1587. The Pleasantest Works of George Gascoigne, newly compiled into one volume.]

Amongst the poets that immediately preceded the great Elizabethan Period, which may be said to begin with the publication of The Shepherd's Calendar in 1580, Gascoigne occupied, and occupies, a notable place. Bolton indeed, in his Hypercritica, speaks slightingly of him: 'Among the lesser late poets George Gascoigne's Works may be endured'; but for the most part he is mentioned with high respect and praise. Raleigh commends The Steel Glass in what are his earliest known verses. Puttenham distinguishes him for 'a good metre and for a plentiful vein.' Webbe calls him 'a witty gentleman, and the very chief of our late rimers'; 'gifts of wit,' he says, ' and natural promptness appear in him abundantly.' Amongst other eulogists may be named Nash ̧ Gabriel Harvey, Whetstone.

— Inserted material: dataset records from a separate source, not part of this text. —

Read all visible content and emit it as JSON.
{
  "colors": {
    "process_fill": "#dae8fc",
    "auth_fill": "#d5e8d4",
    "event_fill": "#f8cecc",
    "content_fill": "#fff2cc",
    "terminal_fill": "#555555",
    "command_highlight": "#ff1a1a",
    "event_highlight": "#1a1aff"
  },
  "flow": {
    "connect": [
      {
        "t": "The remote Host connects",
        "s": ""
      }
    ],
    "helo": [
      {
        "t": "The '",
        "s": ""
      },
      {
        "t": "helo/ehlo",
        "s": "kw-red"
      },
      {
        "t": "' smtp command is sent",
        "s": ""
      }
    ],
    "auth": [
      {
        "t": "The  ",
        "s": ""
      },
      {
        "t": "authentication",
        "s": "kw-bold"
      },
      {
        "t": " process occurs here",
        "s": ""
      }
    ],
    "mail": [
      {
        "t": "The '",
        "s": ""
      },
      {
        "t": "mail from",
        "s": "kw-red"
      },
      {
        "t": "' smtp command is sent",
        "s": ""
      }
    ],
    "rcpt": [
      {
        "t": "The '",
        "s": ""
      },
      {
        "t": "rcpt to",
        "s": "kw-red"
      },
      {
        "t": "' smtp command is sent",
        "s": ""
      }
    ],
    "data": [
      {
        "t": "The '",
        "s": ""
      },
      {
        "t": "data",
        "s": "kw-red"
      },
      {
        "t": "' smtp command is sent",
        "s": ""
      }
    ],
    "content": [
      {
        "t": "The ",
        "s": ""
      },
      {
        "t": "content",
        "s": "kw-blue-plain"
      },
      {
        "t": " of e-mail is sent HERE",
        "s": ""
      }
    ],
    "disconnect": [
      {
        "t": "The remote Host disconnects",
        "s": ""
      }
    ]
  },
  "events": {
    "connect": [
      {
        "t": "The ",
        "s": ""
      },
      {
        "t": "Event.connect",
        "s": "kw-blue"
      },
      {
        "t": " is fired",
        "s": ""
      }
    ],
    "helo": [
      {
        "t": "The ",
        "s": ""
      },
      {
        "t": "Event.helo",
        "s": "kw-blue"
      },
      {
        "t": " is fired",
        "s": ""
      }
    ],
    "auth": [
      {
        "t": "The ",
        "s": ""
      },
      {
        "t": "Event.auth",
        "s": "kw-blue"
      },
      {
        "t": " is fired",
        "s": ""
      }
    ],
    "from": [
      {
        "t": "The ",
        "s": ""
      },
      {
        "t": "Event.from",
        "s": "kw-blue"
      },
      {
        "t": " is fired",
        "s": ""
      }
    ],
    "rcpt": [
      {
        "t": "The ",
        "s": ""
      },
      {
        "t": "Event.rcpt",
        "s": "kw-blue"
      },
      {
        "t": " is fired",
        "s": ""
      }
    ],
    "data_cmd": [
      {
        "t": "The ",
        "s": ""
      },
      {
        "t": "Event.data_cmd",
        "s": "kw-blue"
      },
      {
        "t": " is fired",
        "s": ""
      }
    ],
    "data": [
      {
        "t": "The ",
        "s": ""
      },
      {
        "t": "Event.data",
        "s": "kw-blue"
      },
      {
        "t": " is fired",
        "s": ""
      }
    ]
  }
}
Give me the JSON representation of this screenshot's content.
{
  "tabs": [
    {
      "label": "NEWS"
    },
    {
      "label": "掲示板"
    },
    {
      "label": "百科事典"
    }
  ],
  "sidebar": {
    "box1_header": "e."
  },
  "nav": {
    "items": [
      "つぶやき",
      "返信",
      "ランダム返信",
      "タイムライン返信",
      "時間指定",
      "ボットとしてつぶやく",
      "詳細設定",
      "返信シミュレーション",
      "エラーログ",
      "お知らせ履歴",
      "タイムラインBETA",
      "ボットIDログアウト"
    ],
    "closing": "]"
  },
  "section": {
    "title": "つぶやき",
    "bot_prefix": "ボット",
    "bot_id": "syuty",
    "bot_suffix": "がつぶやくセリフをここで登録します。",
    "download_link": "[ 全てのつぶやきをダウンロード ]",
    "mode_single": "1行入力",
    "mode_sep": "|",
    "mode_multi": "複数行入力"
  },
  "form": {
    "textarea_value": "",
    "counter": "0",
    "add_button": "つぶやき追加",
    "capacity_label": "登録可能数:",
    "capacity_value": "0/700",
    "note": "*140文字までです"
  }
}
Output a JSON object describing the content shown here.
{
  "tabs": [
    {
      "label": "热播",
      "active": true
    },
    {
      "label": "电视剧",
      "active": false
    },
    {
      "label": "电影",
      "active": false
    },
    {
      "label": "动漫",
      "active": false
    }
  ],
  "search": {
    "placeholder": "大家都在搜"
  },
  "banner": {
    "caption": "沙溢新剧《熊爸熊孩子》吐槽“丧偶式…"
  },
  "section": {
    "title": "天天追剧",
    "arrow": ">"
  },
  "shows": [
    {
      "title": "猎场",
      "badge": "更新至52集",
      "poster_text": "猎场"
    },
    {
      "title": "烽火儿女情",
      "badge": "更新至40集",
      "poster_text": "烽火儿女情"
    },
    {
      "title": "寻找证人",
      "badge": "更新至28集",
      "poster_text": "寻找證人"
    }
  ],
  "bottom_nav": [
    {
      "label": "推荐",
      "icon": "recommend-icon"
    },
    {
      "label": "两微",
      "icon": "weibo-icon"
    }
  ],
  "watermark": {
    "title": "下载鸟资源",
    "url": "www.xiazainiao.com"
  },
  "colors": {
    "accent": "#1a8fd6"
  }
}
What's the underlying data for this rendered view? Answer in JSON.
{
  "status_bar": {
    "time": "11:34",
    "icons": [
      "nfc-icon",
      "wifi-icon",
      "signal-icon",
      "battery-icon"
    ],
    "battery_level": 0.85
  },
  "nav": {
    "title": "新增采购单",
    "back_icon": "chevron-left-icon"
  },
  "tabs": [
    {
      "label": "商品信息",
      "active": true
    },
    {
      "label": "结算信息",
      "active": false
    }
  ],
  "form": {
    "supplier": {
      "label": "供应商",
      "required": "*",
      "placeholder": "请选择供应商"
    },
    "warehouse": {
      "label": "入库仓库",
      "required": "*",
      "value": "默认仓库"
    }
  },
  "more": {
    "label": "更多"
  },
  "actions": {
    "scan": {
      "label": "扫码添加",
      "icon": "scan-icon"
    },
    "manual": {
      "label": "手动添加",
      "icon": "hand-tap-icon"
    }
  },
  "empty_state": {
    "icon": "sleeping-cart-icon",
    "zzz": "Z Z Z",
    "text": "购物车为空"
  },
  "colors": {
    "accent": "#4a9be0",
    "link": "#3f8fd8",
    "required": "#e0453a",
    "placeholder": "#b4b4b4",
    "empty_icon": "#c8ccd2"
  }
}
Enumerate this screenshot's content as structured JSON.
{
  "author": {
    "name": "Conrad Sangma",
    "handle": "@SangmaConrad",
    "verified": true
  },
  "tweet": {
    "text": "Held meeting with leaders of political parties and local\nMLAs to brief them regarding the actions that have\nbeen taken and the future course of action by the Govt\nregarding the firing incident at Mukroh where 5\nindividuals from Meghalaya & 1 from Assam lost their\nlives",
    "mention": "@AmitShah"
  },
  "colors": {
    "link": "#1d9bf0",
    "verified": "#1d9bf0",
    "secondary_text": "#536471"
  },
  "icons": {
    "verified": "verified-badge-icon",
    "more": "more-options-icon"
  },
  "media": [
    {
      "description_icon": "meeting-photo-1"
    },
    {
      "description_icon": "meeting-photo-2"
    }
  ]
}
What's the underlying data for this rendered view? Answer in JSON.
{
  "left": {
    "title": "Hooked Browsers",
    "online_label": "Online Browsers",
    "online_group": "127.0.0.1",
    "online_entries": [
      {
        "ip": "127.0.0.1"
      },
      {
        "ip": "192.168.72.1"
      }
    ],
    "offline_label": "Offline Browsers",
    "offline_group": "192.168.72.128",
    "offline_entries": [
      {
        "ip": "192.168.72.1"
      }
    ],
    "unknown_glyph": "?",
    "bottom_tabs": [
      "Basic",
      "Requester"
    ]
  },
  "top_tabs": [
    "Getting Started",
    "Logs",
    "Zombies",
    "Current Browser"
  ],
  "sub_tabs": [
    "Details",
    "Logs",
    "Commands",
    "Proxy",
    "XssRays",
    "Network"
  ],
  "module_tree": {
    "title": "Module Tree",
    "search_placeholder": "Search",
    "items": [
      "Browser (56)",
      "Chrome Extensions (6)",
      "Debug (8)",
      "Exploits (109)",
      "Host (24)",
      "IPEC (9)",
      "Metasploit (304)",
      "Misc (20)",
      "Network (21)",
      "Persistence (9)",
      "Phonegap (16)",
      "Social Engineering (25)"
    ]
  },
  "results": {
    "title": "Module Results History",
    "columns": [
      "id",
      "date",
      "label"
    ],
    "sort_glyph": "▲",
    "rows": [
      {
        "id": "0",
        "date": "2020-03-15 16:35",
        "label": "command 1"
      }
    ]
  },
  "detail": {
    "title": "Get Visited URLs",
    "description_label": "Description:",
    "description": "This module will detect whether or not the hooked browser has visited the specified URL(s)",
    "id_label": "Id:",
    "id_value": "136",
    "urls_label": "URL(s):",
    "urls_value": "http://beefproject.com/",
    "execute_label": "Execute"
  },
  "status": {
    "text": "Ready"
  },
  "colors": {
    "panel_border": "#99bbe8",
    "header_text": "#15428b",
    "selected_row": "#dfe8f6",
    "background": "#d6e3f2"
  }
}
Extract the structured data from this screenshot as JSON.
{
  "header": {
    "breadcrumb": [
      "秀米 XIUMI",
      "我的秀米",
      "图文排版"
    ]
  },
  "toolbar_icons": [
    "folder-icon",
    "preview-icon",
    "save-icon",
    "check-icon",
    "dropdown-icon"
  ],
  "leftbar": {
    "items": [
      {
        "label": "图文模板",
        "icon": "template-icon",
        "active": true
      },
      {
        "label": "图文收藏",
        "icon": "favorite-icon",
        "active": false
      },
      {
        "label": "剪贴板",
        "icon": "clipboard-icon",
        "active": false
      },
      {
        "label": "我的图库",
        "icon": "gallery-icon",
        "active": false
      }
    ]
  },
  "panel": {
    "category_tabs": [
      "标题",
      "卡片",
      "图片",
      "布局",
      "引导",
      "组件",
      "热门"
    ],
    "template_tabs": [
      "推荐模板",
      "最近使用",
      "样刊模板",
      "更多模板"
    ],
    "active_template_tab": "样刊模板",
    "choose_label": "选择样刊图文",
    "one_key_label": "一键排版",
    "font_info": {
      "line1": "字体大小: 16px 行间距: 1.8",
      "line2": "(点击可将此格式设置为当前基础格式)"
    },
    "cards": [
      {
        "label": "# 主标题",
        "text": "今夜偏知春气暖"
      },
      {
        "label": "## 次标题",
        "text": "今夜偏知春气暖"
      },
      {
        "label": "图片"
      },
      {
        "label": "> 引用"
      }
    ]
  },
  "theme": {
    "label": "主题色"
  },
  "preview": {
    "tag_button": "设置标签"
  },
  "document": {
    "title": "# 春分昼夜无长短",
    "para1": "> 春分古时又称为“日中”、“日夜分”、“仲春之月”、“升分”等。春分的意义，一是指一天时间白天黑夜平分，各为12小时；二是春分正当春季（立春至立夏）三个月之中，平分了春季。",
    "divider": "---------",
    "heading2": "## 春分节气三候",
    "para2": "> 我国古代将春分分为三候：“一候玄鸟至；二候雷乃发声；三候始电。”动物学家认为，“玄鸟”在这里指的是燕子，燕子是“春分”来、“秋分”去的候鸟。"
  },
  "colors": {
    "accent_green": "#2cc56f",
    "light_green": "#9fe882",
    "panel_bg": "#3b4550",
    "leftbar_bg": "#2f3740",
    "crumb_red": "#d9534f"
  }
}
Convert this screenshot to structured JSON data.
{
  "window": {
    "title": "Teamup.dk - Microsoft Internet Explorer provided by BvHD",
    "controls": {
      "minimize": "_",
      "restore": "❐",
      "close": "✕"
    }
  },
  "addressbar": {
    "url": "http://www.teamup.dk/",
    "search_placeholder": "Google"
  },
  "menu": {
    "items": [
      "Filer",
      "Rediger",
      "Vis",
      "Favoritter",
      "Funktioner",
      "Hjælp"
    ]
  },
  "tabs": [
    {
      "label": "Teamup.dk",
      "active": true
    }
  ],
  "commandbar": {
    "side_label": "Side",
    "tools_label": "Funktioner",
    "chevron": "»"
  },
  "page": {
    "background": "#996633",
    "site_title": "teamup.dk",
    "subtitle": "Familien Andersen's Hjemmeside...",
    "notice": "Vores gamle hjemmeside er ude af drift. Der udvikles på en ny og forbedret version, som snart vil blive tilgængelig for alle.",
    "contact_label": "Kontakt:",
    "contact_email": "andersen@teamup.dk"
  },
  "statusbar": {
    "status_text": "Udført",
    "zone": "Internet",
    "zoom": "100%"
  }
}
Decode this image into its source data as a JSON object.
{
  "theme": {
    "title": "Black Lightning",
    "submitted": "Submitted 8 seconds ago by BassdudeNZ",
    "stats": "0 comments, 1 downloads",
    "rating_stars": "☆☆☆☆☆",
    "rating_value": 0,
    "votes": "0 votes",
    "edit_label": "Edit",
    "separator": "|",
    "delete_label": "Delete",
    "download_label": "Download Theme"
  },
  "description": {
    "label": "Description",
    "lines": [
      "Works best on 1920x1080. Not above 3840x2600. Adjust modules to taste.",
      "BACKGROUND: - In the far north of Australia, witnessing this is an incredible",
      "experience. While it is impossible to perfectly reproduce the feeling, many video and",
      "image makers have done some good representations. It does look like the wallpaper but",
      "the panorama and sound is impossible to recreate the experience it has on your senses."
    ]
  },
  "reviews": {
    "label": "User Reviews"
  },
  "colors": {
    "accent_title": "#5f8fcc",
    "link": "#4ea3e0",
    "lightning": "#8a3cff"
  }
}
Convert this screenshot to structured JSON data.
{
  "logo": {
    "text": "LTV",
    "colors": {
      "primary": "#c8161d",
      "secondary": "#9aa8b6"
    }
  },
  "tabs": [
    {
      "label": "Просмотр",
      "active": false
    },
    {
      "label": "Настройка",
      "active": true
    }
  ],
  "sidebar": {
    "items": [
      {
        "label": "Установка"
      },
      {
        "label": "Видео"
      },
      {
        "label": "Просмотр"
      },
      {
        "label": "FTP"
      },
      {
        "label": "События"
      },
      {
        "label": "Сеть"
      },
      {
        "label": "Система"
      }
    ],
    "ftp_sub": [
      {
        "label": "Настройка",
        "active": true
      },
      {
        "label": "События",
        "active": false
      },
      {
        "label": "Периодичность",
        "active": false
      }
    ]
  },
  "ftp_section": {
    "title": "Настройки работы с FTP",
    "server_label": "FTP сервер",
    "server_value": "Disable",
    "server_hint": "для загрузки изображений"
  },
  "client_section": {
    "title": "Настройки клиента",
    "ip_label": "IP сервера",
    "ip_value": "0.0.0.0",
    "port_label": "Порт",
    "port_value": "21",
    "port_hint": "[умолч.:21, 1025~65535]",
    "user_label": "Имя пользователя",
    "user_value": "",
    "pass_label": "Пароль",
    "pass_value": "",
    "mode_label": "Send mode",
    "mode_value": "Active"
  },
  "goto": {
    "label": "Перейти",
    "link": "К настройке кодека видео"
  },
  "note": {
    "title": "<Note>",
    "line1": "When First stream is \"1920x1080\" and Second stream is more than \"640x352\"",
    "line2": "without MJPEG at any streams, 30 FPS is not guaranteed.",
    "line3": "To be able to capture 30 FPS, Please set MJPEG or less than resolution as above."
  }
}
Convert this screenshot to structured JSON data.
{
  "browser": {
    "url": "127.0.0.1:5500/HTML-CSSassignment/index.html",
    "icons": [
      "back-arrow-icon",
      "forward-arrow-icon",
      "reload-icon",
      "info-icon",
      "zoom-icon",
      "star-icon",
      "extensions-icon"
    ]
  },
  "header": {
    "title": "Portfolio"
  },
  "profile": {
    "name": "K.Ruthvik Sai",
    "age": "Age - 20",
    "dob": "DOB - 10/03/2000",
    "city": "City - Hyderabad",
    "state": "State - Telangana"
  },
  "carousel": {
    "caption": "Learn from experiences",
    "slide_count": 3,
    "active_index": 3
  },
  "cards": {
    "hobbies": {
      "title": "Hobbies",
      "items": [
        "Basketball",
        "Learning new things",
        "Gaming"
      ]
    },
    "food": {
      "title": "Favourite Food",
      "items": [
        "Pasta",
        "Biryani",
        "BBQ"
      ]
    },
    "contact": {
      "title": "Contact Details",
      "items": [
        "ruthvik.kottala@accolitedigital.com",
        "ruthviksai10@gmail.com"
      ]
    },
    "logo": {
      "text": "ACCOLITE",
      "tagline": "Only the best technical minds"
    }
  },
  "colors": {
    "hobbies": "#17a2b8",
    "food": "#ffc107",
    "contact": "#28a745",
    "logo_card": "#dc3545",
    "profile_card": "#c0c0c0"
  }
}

He was a man of family and position, well known to and amongst the 'Inns of Court men,' who, in the Elizabethan age, as in that of Queen Anne, passed for the arch wits and critics as well as the first gentlemen of the day; and when campaigning in the Low Countries he met with adventures which added to his personal prestige. Thus he was a conspicuous figure in the society of his time, and for this reason, if for nothing else, his verses would win esteem and circulation.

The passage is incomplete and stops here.